Fauci, who is also the head of the National Institute of Allergy and Infectious Diseases (NIAID), told NBC’s “Meet the Press” that “there would be good reason” to wear masks in those areas “because, as we’ve said so often, vaccines are not, even as good as they are and highly effective, 100 percent.
“And if you put yourself in an environment in which you have a high level of viral dynamics and a very low level of vaccine, you might want to go the extra step and say, ‘When I’m in that area where there’s a considerable degree of viral circulation, I might want to go the extra mile to be cautious enough to make sure that I get the extra added level of protection’, even though the vaccines themselves are highly effective,” he added.
“Meet the Press” moderator Chuck Todd had asked Fauci, who was fully vaccinated in January, whether he would wear a mask if he traveled to Mississippi, the state currently with the lowest vaccination rate.
Fauci’s comments were at odds with Centers for Disease Control and Prevention (CDC) Director Dr.
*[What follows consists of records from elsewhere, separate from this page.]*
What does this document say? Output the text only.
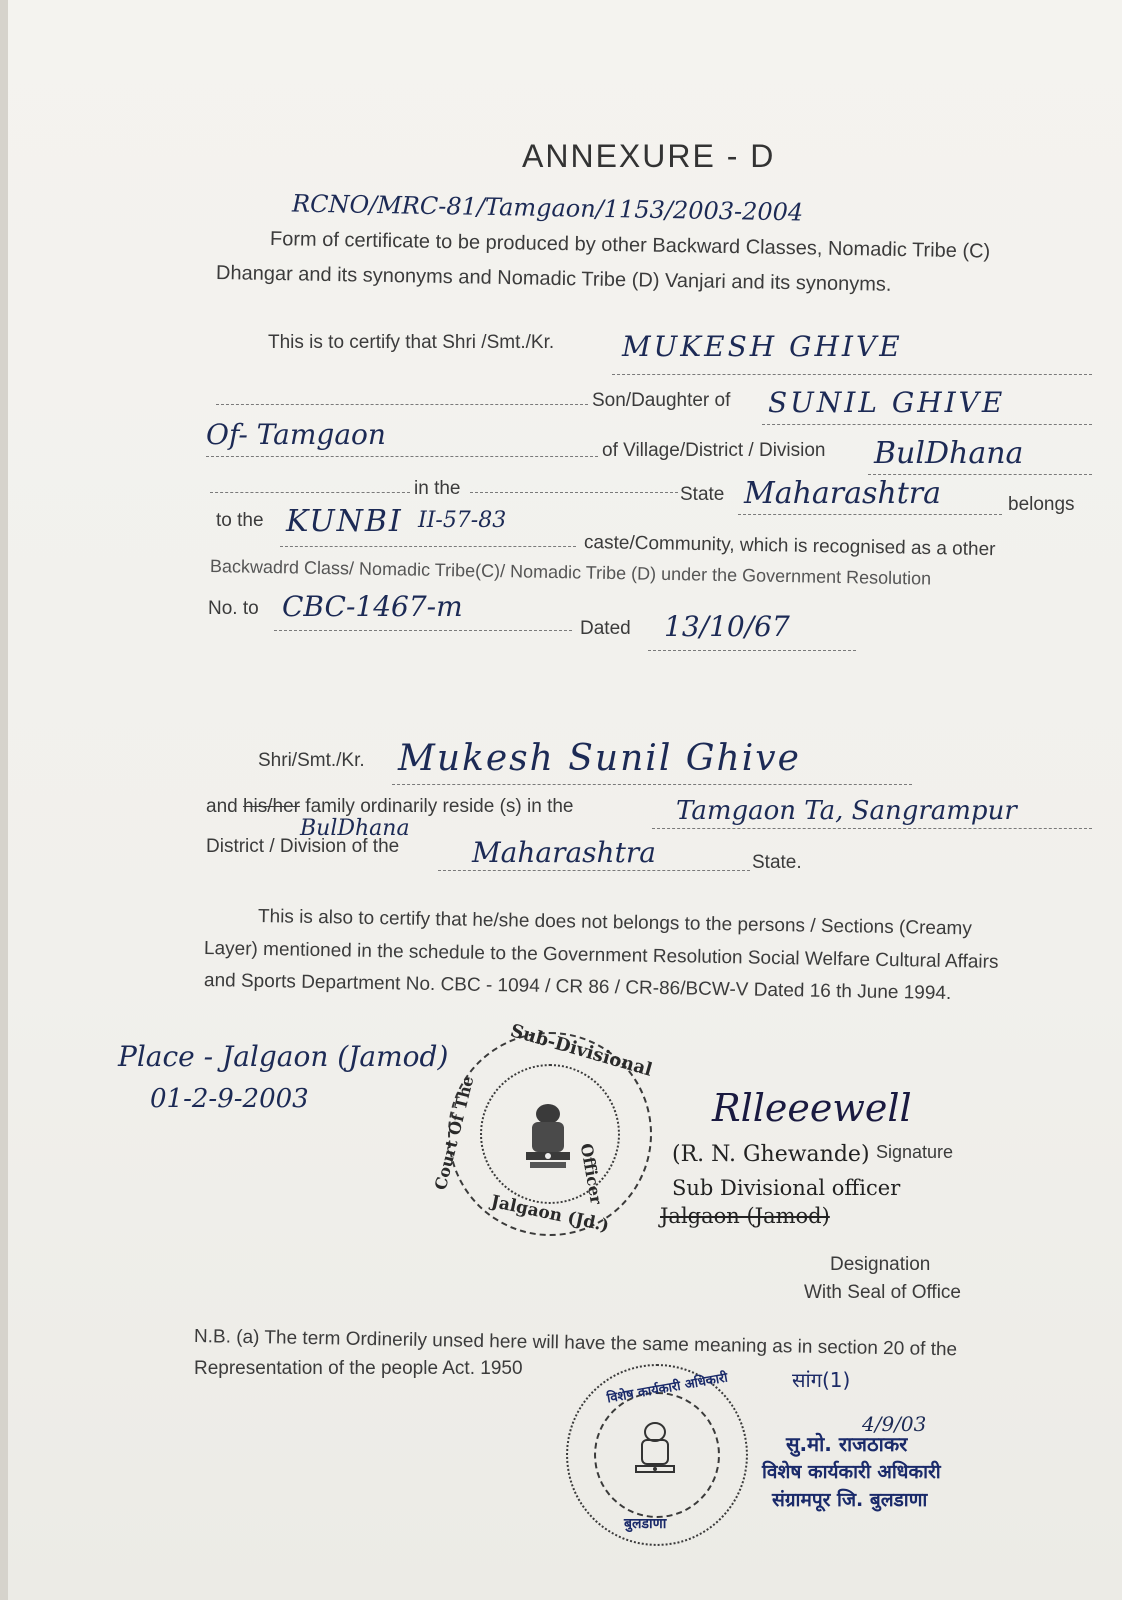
ANNEXURE - D
RCNO/MRC-81/Tamgaon/1153/2003-2004
Form of certificate to be produced by other Backward Classes, Nomadic Tribe (C)
Dhangar and its synonyms and Nomadic Tribe (D) Vanjari and its synonyms.
This is to certify that Shri /Smt./Kr. MUKESH GHIVE
Son/Daughter of SUNIL GHIVE
Of- Tamgaon	of Village/District / Division BulDhana
in the	State Maharashtra	belongs
to the KUNBI II-57-83
caste/Community, which is recognised as a other
Backwadrd Class/ Nomadic Tribe(C)/ Nomadic Tribe (D) under the Government Resolution
No. to CBC-1467-m
Dated 13/10/67
Shri/Smt./Kr. Mukesh Sunil Ghive
and his/her family ordinarily reside (s) in the	Tamgaon Ta, Sangrampur
BulDhana
District / Division of the	Maharashtra	State.
This is also to certify that he/she does not belongs to the persons / Sections (Creamy
Layer) mentioned in the schedule to the Government Resolution Social Welfare Cultural Affairs
and Sports Department No. CBC - 1094 / CR 86 / CR-86/BCW-V Dated 16 th June 1994.
Place - Jalgaon (Jamod)
01-2-9-2003
Sub-Divisional
Officer
Court Of The
Jalgaon (Jd.)
Rlleeewell
(R. N. Ghewande) Signature
Sub Divisional officer
Jalgaon (Jamod)
Designation
With Seal of Office
N.B. (a) The term Ordinerily unsed here will have the same meaning as in section 20 of the
Representation of the people Act. 1950
विशेष कार्यकारी अधिकारी
बुलडाणा
सांग(1)
4/9/03
सु.मो. राजठाकर
विशेष कार्यकारी अधिकारी
संग्रामपूर जि. बुलडाणा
Rochelle Walensky, who told NBC’s “Today” show June 30 that fully vaccinated Americans are “safe from the variants that are circulating here in the United States.”
Walensky also reiterated that the CDC’s stance remains that fully vaccinated Americans are not obligated to wear masks and added that “masking policies are not to protect the vaccinated, they’re to protect the unvaccinated.”
Fauci himself has a history of inconsistency when it comes to mask-wearing. Emails obtained by Buzzfeed News last month showed Fauci told former Health and Human Services Secretary Sylvia Burwell in February 2020 that “[t]he typical mask you buy in the drug store is not really effective in keeping out virus, which is small enough to pass through the material.”
The NIAID director later changed his tune and mask recommendations and mandates were in effect in many states by the middle of last spring.
In May of this year, Fauci told CBS News that vaccinated Americans don’t need to wear masks outside.
“If you were going into a completely crowded situation where people are essentially falling all over each other, then you wear a mask,” he said at the time. “But any other time, if you’re vaccinated and you’re outside, put aside your mask. You don’t have to wear it.”
About 1,000 counties across the US, many of them in the South and Midwest, have vaccination rates below 30 percent. According to data from the Mayo Clinic, there are four states where fewer than 40 percent of the population has received at least one vaccine dose: Mississippi, Louisiana, Idaho and Wyoming. The same data shows that in 14 states, fewer than 40 percent of the population is considered fully vaccinated.
Health officials fear low-vaccination states and counties could become new COVID-19 hotspots as the so-called “Delta variant,” first discovered in India, becomes the dominant strain in the US.
However, initial studies have indicated that vaccines from Moderna, Pfizer-BioNTech, and Johnson & Johnson have all shown effectiveness against variants, including the Delta strain.